There isn’t many a chef, the world over, who would turn down the coveted award of a Michelin star. But just how did the odd pairing of road tires and fine dining come to be?
The inventor of Michelin tires, the Frenchman Andre Michelin, decided in 1900 that he would produce a factual booklet for the few motorists of the time. They began with a blue cover and were given away for free. These booklets included information on where to find the nearest gas station, places for repair, accommodation and places to eat, across the whole of France.
By 1920 the section on eateries had become so popular that inspectors were employed and a 3 category system was introduced. In 1926 the Michelin star was born, followed by both 2 and 3 stars in the early 1930’s. 1931 saw the introduction of a new red cover and a price tag.
The star ratings were put in place to encourage travel, ultimately to wear down tires and thereby fill Mr. Michelin’s pockets.
3 Stars – “Exceptional cuisine worth a special journey”
2 Stars – “Excellent cooking, worth a detour”
1 Star - “A very good restaurant in its category”
In 1955 a further category was introduced the “Bib Gourmand” – “Good meals at moderate prices”. Strangely, this was named after ‘The Michelin Man’ who is called Bibendum.
Michelins clandestine inspectors roam the world, planning on judging establishments every 18 months on the 5 categories below –
The Quality of the Products
The Mastery of Flavor and Cooking
The ‘Personality’ of the Cuisine
The Value for the Money
The Consistency Between Visits
Now covering 23 countries, the French guide alone has sold over 30 million copies. Tokyo is the city with the most stars in total, a whopping 227 shared amongst 173 restaurants. While Paris has 96 and New York a total of 56 stars. But to put this into perspective Tokyo does have about 160,000 restaurants in the city whereby New York has around 25,000 and Paris a mere 13,000.

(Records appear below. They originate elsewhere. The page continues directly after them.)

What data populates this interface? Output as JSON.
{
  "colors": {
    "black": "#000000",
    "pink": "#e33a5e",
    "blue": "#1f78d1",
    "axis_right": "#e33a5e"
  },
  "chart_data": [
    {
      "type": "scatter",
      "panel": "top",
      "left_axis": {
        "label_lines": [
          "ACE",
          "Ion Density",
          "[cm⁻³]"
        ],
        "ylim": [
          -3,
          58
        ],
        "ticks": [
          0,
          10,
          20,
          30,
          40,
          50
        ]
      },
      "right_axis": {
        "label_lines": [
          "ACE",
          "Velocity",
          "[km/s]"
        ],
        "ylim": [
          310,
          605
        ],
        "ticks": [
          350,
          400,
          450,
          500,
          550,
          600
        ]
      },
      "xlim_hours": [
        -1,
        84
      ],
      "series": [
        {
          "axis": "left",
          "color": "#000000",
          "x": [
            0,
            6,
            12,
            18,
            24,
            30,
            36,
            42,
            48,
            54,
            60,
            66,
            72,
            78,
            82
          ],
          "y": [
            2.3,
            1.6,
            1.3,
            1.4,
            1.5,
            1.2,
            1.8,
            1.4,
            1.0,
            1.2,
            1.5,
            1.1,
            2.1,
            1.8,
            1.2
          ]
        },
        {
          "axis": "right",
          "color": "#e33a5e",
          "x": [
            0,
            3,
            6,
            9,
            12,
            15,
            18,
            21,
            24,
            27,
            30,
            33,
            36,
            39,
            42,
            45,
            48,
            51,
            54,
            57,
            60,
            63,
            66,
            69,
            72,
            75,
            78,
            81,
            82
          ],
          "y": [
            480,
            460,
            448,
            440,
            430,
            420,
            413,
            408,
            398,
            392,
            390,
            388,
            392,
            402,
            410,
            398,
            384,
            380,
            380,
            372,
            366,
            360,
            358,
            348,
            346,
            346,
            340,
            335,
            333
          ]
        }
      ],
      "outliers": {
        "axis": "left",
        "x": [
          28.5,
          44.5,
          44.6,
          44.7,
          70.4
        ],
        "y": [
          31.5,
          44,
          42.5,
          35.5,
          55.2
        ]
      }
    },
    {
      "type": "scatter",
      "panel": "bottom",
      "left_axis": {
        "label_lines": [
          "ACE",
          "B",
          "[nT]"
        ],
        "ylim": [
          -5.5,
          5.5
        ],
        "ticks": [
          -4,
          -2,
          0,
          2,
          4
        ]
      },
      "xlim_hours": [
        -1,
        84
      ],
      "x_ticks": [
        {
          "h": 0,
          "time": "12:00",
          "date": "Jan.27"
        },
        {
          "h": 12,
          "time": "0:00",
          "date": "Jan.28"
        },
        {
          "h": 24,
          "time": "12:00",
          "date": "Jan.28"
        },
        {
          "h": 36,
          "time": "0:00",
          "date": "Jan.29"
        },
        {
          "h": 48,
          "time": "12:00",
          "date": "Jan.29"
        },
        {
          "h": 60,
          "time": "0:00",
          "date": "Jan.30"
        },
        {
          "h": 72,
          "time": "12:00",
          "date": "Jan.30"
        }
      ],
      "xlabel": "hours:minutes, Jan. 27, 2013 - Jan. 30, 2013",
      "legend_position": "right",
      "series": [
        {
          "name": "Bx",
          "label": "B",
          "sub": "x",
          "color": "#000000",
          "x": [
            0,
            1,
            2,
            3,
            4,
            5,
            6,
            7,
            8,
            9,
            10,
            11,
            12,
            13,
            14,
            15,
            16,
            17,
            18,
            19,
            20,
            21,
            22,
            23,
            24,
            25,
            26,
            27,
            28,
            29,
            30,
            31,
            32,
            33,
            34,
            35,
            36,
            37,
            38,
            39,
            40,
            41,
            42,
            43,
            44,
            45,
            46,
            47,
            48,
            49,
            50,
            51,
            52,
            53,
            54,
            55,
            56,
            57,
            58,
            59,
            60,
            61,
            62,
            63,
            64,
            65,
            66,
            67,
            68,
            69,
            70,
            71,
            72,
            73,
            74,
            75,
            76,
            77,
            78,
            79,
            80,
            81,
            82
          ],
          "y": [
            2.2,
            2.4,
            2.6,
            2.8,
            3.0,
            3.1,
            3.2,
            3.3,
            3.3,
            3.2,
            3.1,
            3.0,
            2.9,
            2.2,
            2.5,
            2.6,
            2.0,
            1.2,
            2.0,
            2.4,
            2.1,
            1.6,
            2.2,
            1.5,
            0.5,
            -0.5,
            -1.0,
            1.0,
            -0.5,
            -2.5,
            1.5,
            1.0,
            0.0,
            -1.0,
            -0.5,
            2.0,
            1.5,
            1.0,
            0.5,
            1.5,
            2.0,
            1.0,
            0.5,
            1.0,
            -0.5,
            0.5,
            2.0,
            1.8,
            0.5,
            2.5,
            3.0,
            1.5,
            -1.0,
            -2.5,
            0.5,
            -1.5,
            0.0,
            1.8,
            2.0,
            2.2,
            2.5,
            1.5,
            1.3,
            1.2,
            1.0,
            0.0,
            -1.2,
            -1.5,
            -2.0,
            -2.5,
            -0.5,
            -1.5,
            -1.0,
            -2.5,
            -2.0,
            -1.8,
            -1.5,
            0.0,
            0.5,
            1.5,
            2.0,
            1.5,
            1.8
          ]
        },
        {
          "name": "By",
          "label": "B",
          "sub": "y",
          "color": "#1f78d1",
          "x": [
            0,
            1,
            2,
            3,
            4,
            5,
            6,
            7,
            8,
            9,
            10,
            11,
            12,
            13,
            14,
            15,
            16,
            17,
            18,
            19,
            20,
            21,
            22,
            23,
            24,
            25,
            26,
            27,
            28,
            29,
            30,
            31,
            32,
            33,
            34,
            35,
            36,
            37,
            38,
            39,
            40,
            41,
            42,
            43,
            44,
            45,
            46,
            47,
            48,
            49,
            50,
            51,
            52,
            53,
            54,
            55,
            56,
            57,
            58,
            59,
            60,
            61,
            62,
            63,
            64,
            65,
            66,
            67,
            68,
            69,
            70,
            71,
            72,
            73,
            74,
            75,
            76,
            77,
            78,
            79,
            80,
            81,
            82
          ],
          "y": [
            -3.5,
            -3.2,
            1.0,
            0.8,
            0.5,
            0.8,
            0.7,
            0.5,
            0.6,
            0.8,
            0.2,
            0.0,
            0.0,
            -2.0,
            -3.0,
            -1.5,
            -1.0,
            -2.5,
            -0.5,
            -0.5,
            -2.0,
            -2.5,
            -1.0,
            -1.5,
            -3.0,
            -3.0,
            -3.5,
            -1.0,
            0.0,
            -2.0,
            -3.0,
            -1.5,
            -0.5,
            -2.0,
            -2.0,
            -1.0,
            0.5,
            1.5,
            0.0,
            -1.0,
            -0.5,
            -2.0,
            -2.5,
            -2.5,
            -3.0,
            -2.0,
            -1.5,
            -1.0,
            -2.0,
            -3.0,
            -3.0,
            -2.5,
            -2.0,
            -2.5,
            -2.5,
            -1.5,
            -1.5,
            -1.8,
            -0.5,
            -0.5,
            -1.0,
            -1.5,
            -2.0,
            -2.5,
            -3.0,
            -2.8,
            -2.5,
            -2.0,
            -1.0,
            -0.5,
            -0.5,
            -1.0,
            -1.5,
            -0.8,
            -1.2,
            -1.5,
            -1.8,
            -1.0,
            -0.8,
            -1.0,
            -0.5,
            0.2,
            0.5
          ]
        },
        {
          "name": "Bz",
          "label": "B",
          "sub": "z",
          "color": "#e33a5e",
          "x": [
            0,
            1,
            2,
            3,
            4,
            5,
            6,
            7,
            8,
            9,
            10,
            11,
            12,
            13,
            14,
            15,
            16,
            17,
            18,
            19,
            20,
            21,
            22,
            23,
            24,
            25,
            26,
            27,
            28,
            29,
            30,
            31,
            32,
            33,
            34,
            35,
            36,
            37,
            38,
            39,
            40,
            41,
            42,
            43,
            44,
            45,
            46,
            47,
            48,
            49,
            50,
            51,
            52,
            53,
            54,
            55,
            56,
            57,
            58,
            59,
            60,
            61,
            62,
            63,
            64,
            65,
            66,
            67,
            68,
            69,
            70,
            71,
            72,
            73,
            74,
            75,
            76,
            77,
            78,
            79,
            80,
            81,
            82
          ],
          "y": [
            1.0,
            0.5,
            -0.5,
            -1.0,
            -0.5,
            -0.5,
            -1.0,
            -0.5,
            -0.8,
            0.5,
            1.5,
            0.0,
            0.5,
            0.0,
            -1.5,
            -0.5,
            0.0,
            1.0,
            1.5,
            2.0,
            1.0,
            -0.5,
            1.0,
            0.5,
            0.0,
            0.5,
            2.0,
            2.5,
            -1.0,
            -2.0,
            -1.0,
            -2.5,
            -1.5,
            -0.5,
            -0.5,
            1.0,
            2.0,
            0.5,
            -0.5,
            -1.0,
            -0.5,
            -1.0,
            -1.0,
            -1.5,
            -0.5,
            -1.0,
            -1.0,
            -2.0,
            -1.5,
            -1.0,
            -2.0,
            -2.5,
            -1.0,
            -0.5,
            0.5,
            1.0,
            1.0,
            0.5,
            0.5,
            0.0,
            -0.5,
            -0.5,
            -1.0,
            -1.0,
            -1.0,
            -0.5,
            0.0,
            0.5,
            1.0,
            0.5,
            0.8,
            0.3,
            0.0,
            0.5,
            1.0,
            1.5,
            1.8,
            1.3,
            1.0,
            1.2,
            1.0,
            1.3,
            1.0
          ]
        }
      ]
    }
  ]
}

Critics of Michelin say that the stars are snobbish and only award formal restaurants specializing in French food. But then over two thirds of Tokyo’s winners serve purely Japanese cuisine. Perhaps those who disparage the accolade of the award of the Michelin star are merely suffering a bad case of ‘sour grapes’. In the extreme, the Michelin stars importance to some can be shown by Chef Bernard Loiseau of La Côte d’Or who on February 24 2003 committed suicide after hearing rumors that Michelin were going to remove one of his restaurant’s three stars.